A mother living in rural New Mexico seeking child support can find herself facing a custody battle. But she has to face a life-changing choice: engage with the legal system alone or give up altogether.
There are counties where no lawyer is available to take her case. No legal assistance office nearby. No affordable attorney within driving distance. So she enters family court without a lawyer, carrying legal papers she barely understands, standing across from a system built in a language that is alien to her.
The consequences could be disastrous. C. Shannon Bacon of the New Mexico Supreme Court said mothers risk losing their homes, missing child support, or needing guardianship with no one to guide them.
For many residents in New Mexico, especially in isolated and historically underserved communities, geography is tied to access to justice. Justice Bacon said nearly 9 in 10 litigants in family court across the state represent themselves — a figure that mirrors attorney shortages and deep rural poverty. “These are folks who don’t have those skills, having to go in and represent themselves,” Bacon said.

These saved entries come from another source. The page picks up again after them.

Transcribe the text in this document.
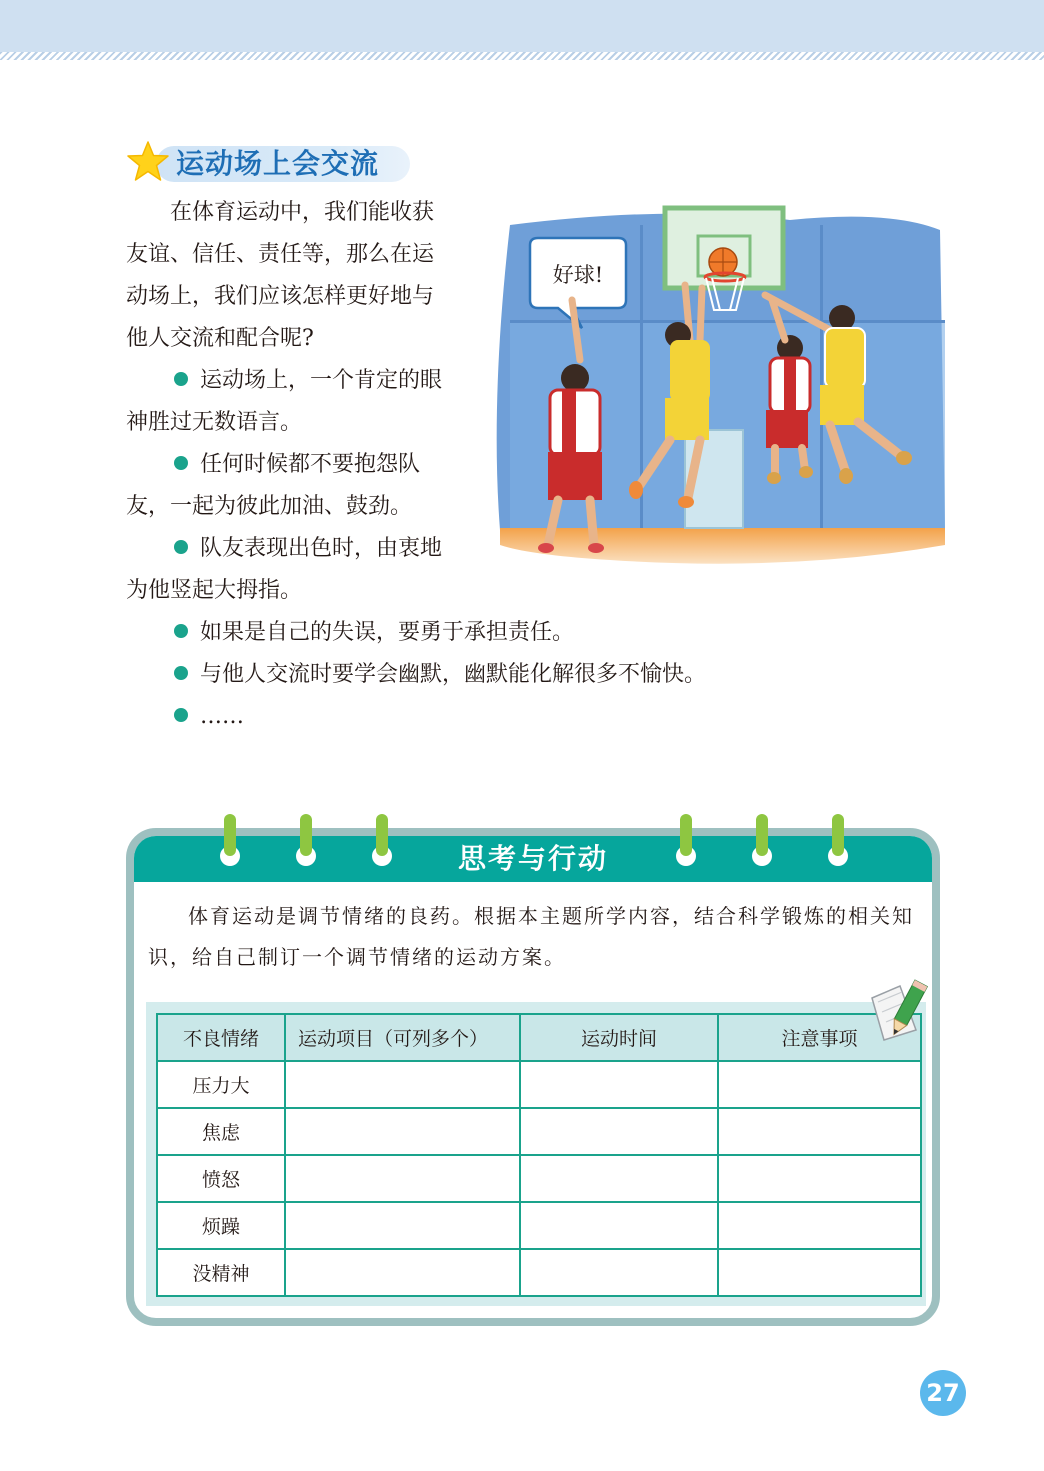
运动场上会交流
在体育运动中，我们能收获友谊、信任、责任等，那么在运动场上，我们应该怎样更好地与他人交流和配合呢?
运动场上，一个肯定的眼神胜过无数语言。
任何时候都不要抱怨队友，一起为彼此加油、鼓劲。
队友表现出色时，由衷地为他竖起大拇指。
如果是自己的失误，要勇于承担责任。
与他人交流时要学会幽默，幽默能化解很多不愉快。
……
好球!
思考与行动
体育运动是调节情绪的良药。根据本主题所学内容，结合科学锻炼的相关知识，给自己制订一个调节情绪的运动方案。
不良情绪	运动项目（可列多个）	运动时间	注意事项
压力大			
焦虑			
愤怒			
烦躁			
没精神			
27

Now, state leaders are initiating an intervention. They will be sending lawyers directly into underserved communities where they are needed most. Through the Community Governance Attorney Program, the University of New Mexico School of Law trains students and financially supports them to practice in some of the state’s most underserved regions. These areas include acequias, land grant-merced communities, and colonias. Many of these communities trace their histories back many centuries and remain culturally distinct, however, economically vulnerable.
The program, established in 2019, is under the New Mexico Higher Education Department. It offers tuition assistance, fees, and financial allowances for up to two third‑year law students annually. Graduates in return pledge to practice law in rural New Mexico communities, where legal representation is often scarce or absent.
The state also pays half of each attorney’s salary during their first two years of service. This incentive officials hope will encourage young lawyers to remain in New Mexico rather than leave for the metropolis.
“By supporting the state’s future attorneys in public service, we are building much-needed legal capacity in communities while keeping skilled workers in New Mexico,” said Stephanie M. Rodriguez. “This program is critical for strengthening access to legal counsel to underserved communities across New Mexico.”
The legal needs go far beyond family court. Many rural communities across the state face disputes involving land use, water rights, governance, and administrative law. These issues are interwoven with New Mexico’s complex history of Indigenous, Hispanic, and frontier settlement. Residents of Colonias and land grant communities often struggle to get lawyers who are experts with the unique structures that govern communal lands and traditional water systems.
State officials have recognized that the nation’s legal aid shortfall extends beyond criminal defense and urban legal aid clinics. The crisis is also unfolding quietly in rural courtrooms where ordinary Americans must argue high-stakes cases without lawyers. After all, justice is not simply blind in much of rural New Mexico. It is often far away.